Regular grep passes through to real bash unchanged — it is never intercepted or replaced.
Related Files
The related command finds semantically similar files across all indexed sources. Give it a file path, and it returns the closest matches by content similarity.
This is useful for discovering related documentation that agents might not find through directory browsing alone — especially across different source repositories.
Grep-Miss Suggestions
When an agent runs grep and gets no results, Pathfinder automatically appends a hint suggesting qmd as an alternative. This nudges agents toward semantic search when exact-match grep fails, without forcing a workflow change.
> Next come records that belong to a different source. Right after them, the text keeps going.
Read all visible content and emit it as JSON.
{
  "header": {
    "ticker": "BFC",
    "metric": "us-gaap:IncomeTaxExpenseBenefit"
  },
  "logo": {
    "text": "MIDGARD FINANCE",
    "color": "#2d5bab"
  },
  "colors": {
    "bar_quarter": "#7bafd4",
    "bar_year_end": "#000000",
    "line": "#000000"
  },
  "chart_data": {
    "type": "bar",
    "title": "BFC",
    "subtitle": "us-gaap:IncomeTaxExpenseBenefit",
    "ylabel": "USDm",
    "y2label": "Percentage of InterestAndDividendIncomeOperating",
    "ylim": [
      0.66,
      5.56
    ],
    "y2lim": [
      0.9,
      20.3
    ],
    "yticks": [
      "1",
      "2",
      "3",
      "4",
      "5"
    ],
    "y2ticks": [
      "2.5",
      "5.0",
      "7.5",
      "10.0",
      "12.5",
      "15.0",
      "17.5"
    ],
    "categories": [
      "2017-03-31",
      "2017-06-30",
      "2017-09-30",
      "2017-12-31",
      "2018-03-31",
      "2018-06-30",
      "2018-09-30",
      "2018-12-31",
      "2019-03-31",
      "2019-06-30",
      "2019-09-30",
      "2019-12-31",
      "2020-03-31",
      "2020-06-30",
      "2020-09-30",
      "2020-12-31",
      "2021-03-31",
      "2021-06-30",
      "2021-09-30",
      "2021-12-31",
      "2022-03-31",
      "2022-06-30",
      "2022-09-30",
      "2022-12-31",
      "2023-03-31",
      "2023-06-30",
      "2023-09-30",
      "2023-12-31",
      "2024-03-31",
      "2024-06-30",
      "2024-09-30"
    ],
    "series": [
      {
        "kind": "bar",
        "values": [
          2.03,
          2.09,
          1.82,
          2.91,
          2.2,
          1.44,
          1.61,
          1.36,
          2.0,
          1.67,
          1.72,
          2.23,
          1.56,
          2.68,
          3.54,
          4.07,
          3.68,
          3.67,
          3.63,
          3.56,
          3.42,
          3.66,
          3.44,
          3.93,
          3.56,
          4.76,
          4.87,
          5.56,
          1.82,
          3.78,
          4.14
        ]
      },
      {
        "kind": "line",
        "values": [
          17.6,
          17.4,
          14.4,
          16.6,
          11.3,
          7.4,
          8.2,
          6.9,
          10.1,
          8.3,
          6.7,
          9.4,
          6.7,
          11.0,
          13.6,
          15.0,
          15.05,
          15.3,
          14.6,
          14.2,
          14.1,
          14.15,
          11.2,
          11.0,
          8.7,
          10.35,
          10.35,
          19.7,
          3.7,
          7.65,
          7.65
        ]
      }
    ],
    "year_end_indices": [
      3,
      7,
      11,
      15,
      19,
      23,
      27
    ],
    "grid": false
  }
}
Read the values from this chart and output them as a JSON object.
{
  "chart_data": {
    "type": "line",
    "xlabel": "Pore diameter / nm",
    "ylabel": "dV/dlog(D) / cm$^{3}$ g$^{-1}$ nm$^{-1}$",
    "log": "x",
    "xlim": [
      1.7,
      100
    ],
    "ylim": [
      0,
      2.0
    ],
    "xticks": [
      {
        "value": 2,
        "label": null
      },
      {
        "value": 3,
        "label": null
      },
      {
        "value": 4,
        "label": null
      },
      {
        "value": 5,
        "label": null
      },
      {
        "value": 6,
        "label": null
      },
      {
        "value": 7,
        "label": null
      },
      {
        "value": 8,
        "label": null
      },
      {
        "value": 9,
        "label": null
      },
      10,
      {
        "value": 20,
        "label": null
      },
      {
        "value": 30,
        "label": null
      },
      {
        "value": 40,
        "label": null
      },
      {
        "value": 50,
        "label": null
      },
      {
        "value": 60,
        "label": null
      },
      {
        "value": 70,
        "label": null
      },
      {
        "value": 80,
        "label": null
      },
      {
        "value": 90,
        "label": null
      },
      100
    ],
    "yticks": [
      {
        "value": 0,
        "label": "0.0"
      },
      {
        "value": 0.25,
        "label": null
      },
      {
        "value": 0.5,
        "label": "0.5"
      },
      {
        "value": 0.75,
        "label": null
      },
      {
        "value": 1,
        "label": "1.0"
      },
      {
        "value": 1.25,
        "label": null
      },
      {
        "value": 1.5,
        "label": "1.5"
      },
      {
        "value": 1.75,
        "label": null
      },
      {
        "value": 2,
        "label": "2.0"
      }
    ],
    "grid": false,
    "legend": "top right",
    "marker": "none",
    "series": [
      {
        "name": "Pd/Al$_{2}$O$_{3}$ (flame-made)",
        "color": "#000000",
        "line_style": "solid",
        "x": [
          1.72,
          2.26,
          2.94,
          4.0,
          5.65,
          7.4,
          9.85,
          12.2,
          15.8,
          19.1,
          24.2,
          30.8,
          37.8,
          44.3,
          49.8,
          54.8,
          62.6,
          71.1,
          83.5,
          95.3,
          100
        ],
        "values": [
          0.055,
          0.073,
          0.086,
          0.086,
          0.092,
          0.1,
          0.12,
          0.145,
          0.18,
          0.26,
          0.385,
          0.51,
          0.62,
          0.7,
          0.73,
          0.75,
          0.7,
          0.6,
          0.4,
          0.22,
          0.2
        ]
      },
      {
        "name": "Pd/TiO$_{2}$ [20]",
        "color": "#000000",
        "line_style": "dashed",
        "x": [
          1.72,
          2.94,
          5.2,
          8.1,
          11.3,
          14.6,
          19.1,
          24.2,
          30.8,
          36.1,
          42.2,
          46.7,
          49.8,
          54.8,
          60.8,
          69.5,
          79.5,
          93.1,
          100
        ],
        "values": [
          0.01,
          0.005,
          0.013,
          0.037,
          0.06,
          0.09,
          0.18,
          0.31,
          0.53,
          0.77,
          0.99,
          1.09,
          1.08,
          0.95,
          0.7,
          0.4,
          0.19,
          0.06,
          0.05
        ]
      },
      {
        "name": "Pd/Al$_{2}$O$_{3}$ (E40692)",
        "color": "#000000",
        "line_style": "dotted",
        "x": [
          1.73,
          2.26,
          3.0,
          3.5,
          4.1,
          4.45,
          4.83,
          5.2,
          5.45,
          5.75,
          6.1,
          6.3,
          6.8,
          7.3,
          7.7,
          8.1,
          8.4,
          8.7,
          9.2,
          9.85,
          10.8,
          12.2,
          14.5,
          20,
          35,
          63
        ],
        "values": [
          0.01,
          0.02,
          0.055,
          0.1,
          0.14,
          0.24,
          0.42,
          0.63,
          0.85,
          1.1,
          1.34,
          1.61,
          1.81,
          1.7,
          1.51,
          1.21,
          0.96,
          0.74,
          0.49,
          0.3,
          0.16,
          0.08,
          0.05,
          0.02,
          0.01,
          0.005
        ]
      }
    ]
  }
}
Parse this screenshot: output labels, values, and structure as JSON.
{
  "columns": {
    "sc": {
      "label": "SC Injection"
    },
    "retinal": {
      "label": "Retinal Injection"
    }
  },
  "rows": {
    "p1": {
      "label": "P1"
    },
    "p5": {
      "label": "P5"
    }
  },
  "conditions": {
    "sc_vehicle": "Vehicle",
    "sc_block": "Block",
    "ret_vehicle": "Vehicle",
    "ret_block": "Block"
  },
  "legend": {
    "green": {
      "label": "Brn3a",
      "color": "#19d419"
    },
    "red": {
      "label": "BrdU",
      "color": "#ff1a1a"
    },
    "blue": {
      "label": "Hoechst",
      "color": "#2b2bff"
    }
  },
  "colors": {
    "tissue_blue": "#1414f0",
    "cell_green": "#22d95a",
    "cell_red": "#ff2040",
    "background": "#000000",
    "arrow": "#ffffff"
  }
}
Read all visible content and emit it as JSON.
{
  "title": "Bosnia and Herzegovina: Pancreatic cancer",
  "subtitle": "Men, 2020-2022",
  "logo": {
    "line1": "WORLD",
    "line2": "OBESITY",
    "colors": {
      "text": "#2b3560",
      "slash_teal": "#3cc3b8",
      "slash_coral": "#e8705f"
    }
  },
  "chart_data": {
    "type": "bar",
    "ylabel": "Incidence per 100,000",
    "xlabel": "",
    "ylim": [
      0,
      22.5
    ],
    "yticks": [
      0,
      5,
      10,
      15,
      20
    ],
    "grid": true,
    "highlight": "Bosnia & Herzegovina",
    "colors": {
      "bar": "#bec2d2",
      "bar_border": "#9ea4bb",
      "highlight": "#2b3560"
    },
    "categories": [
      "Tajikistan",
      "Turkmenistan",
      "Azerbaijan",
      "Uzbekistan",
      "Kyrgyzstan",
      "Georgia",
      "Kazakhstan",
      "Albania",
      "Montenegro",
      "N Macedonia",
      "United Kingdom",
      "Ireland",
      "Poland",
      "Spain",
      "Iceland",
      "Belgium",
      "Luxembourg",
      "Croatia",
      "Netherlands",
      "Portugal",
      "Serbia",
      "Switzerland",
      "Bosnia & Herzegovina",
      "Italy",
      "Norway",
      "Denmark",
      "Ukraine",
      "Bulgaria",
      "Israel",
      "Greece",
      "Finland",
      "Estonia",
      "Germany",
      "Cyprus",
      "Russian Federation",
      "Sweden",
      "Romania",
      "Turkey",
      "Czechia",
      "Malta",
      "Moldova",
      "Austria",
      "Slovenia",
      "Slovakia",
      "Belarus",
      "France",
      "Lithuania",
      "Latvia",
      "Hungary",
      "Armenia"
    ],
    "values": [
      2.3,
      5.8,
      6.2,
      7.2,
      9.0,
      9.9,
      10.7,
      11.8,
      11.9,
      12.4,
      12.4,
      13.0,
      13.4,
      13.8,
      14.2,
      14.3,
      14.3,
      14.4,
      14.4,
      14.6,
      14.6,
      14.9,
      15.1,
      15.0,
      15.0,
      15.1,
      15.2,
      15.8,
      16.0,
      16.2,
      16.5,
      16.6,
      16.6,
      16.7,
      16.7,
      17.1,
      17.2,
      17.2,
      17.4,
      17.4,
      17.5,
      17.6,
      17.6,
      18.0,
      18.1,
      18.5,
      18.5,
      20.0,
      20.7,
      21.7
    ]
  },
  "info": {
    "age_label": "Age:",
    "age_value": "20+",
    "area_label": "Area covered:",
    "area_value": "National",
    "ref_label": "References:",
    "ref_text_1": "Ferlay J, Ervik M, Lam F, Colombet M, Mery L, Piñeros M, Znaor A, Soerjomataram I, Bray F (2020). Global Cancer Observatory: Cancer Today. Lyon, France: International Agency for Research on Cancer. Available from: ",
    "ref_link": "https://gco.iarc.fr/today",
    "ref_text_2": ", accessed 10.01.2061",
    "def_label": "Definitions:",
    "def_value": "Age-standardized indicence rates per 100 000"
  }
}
The hint only appears when grep returns zero results and a search tool is configured for the same source. It does not appear when grep finds matches.
Search Tool Parameters
When agents call the search tool directly (not via qmd), these parameters are available:
| Parameter | Type | Default | Description |
|---|---|---|---|
query | string | - | The search query (required) |
limit | number | Config default | Max results to return (capped at max_limit) |
min_score | number | Config default | Minimum cosine similarity (0-1). Results below this threshold are filtered out. |
version | string | - | Filter results to a specific version tag (matches the version field on sources) |
Note: The output format (docs, code, or raw) is configured at the tool level via result_format in your pathfinder.yaml, not as a per-query parameter.
Configuring Search
Search requires three pieces of configuration in your pathfinder.yaml: a source, a search tool, and embedding settings. See the full config reference for all options.
The embedding and indexing blocks are required whenever any search tool is configured. The first server boot after adding search triggers an initial indexing pass. Subsequent updates happen on the schedule defined by indexing or when triggered by webhooks.